A limitation of this study was that it did not use a randomized, double-blind, placebo-controlled protocol. This was impossible due to the retrospective portion of the research, which included determination of patient diagnosis and desensitization. However, the control group, which was not desensitized for various reasons, such as lack of consent, and contraindications for SIT, generated data that confirmed the lack of a long-term effect of symptomatic treatment. A few patients in the control group showed a significant reduction in symptoms at the 20-year follow-up time and we hypothesize that this was due to natural and spontaneous allergy remission.

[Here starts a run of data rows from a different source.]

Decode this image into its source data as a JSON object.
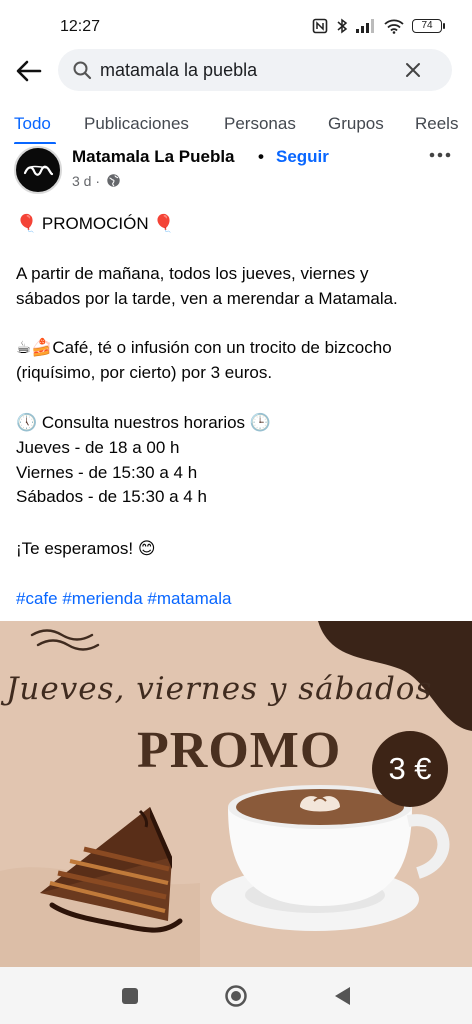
{
  "status_bar": {
    "time": "12:27",
    "battery": "74"
  },
  "search": {
    "query": "matamala la puebla"
  },
  "tabs": [
    {
      "label": "Todo"
    },
    {
      "label": "Publicaciones"
    },
    {
      "label": "Personas"
    },
    {
      "label": "Grupos"
    },
    {
      "label": "Reels"
    }
  ],
  "post": {
    "page_name": "Matamala La Puebla",
    "separator": "•",
    "follow_label": "Seguir",
    "time": "3 d ·",
    "lines": [
      "🎈 PROMOCIÓN 🎈",
      "A partir de mañana, todos los jueves, viernes y",
      "sábados por la tarde, ven a merendar a Matamala.",
      "☕🍰Café, té o infusión con un trocito de bizcocho",
      "(riquísimo, por cierto) por 3 euros.",
      "🕔 Consulta nuestros horarios 🕒",
      "Jueves - de 18 a 00 h",
      "Viernes - de 15:30 a 4 h",
      "Sábados - de 15:30 a 4 h",
      "¡Te esperamos! 😊"
    ],
    "hashtags": [
      "#cafe",
      "#merienda",
      "#matamala"
    ]
  },
  "promo_image": {
    "subtitle": "Jueves, viernes y sábados",
    "title": "PROMO",
    "price": "3 €"
  },
  "colors": {
    "accent": "#0866ff",
    "promo_bg": "#e1c5b0",
    "promo_dark": "#3d2416"
  }
}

Using the strictest Tribanek criterion (A), SIT cured allergy in 20–30% of patients in this study, which is consistent with the observations of Tribanek et al. [9]. A new observation of this study was the sustained effect of SIT at a nearly consistent and good level for 20 years. A slightly lower rate of cured allergy was observed for patients that met the B or C Tribanek criterion. Curing allergy is still a major clinical challenge, but only one other study has focused on that issue [9]. This is probably because a standard definition of “curing allergy” does not exist. Tribanek et al. defined “curing allergy” according to the provisions in the guideline on the Development of Products for Specific Immunotherapy [9]. They used follow-up data from a double-blind, placebo-controlled trial investigating SCIT with a grass pollen allergoid, and the results were similar to those of our study. Similar trials that investigate desensitization of patients to other allergens and other routes of SIT administration are necessary to clarify this phenomenon. Novel strategies to minimize the side-effects and improve the efficacy of immunotherapy are of considerable interest in the treatment of atopic diseases. Promising animal and human studies of various treatment approaches, such as peptide immunotherapy, DNA vaccination, CpG oligonucleotides and mycobacterial vaccines, showed that it may be possible to prevent or cure atopic diseases in the future. The SIT should be recognized not only as the first-line therapeutic treatment for allergic rhinoconjunctivitis but also as a secondary preventive treatment for respiratory allergic diseases.

Conclusions

Our findings confirmed a prolonged clinical effect of SIT after treatment termination. During the 20-year observation period after SIT, a permanent effect was observed regardless of the therapy duration or type of pollen allergen administered.

Conflict of interest

The authors declare no conflict of interest.